Altro che assegno unico, un figlio costa (in media) fino a 500 euro al mese

di Enzo Risso
09 agosto 2025 • 19:22

Fonte: Domani 

Per il 21 per cento delle famiglie le spese per i figli assorbono tra il 40 e il 70 per cento del bilancio mensile. Le voci di spesa che gravano maggiormente sul bilancio sono quelle per l’abbigliamento, per l’acquisto dei testi scolastici e per lo svolgimento dell’attività sportiva

L’assegno famigliare per i figli, noto come Assegno Unico e Universale (Auu), varia in base all’Isee del nucleo familiare e al numero e caratteristiche dei figli. Gli importi mensili, in base alle tabelle dell’Inps, si situano tra un minimo di 57,50 euro (per famiglie con Isee pari o superiore a 45.939,56 euro) e un massimo di 201 euro per ciascun figlio per famiglie che hanno un Isee fino a 17.227,33 euro.
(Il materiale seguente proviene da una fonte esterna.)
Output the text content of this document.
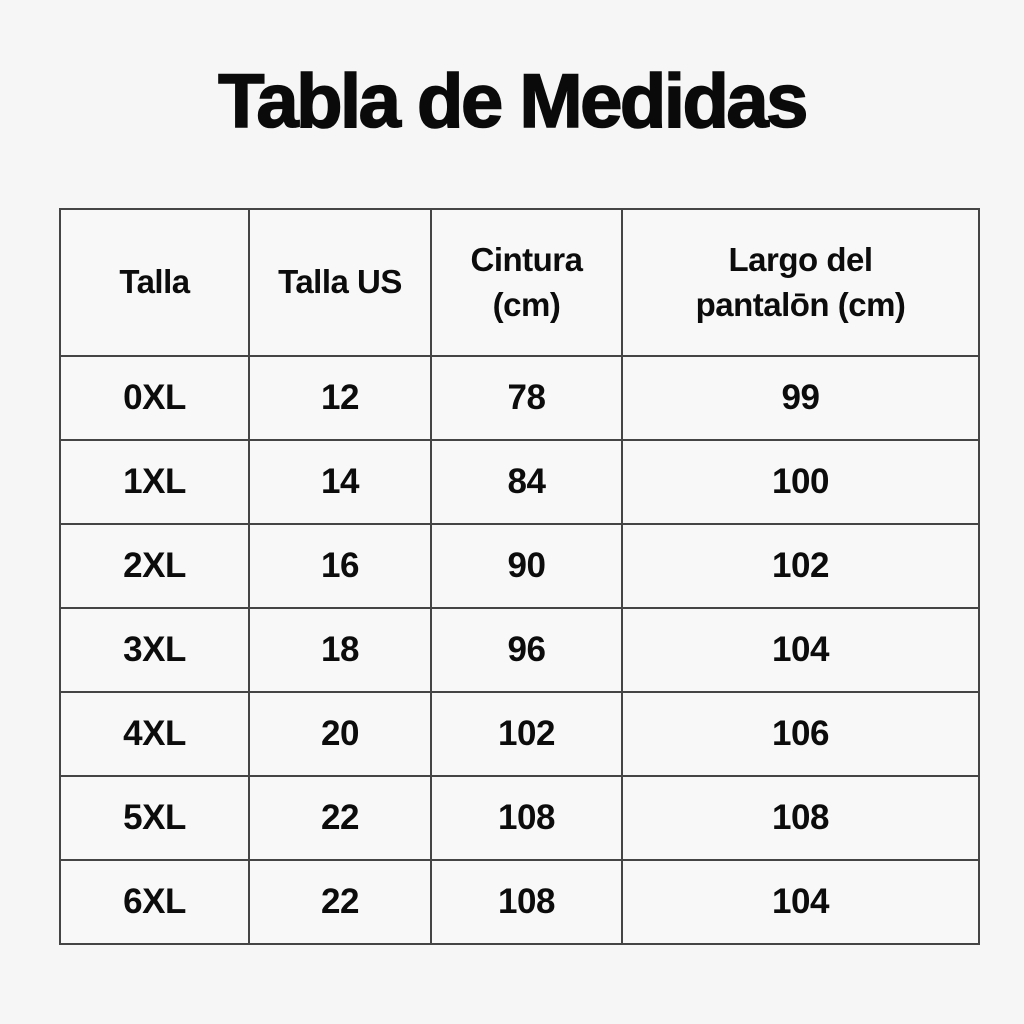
Tabla de Medidas
Talla	Talla US	Cintura (cm)	Largo del pantalōn (cm)
0XL	12	78	99
1XL	14	84	100
2XL	16	90	102
3XL	18	96	104
4XL	20	102	106
5XL	22	108	108
6XL	22	108	104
Ma quanto costa realmente un figlio ogni mese alle famiglie? Una recente ricerca dell’osservatorio Fragilitalia del centro studi Legacoop e Ipsos, ha scandagliato il tema. I gruppi familiari che spendono meno di 300 euro al mese per figlio sono il 34 per cento e sono perlopiù famiglie a basso reddito, monogenitoriali e con i genitori che non hanno un lavoro stabile. Il 38 per cento dei nuclei familiari spende tra i 301 e 500 euro al mese per ciascun figlio.

Si tratta di gruppi familiari residenti nel Mezzogiorno, dei ceti popolari e con genitori mediamente giovani sotto i 35 anni. Il 13 per cento, invece, spende per ciascun figlio tra i 501 e i 700 euro al mese. Il cambio di classe sociale e di area del paese si nota subito: nuclei del ceto medio, con genitori con titolo di studio alto e che vivono al nord. Vi è poi una quota più piccola che spende per ciascuno figlio tra i 700 e i 1700 euro al mese.

Sono il 9 per cento della popolazione e sono, in parte, famiglie con figli maggiorenni, che frequentano da fuorisede l’università. Tradotto in termini di incidenza del costo dei figli sul bilancio familiare possiamo osservare che per il 21 per cento delle famiglie le spese per i figli assorbono tra il 40 e il 70 per cento del bilancio mensile.

Per il 55 per cento si scende tra il 20 e il 40 per cento, mentre solo per il 24 per cento i costi incidono tra il 5-20 per cento del bilancio familiare.

Le spese
Le voci di spesa che gravano maggiormente sul bilancio sono quelle per l’abbigliamento (58 per cento), per l’acquisto dei testi scolastici (43), per lo svolgimento dell’attività sportiva (45), per il materiale scolastico (40), per lo svago e i divertimenti (40), per le spese mediche (38), per la retta dell’asilo, dell’università (38), per computer, smartphone e tablet (35) per la mobilità (34) e per farmaci e integratori (31). Sul bilancio delle famiglie pesano anche le spese per le gite scolastiche (28), per i corsi extra scolastici (22), per parrucchiere ed estetista (21), make up e prodotti di bellezza (21), nonché per corsi di lingue (18) o per il doposcuola o la baby sitter (14).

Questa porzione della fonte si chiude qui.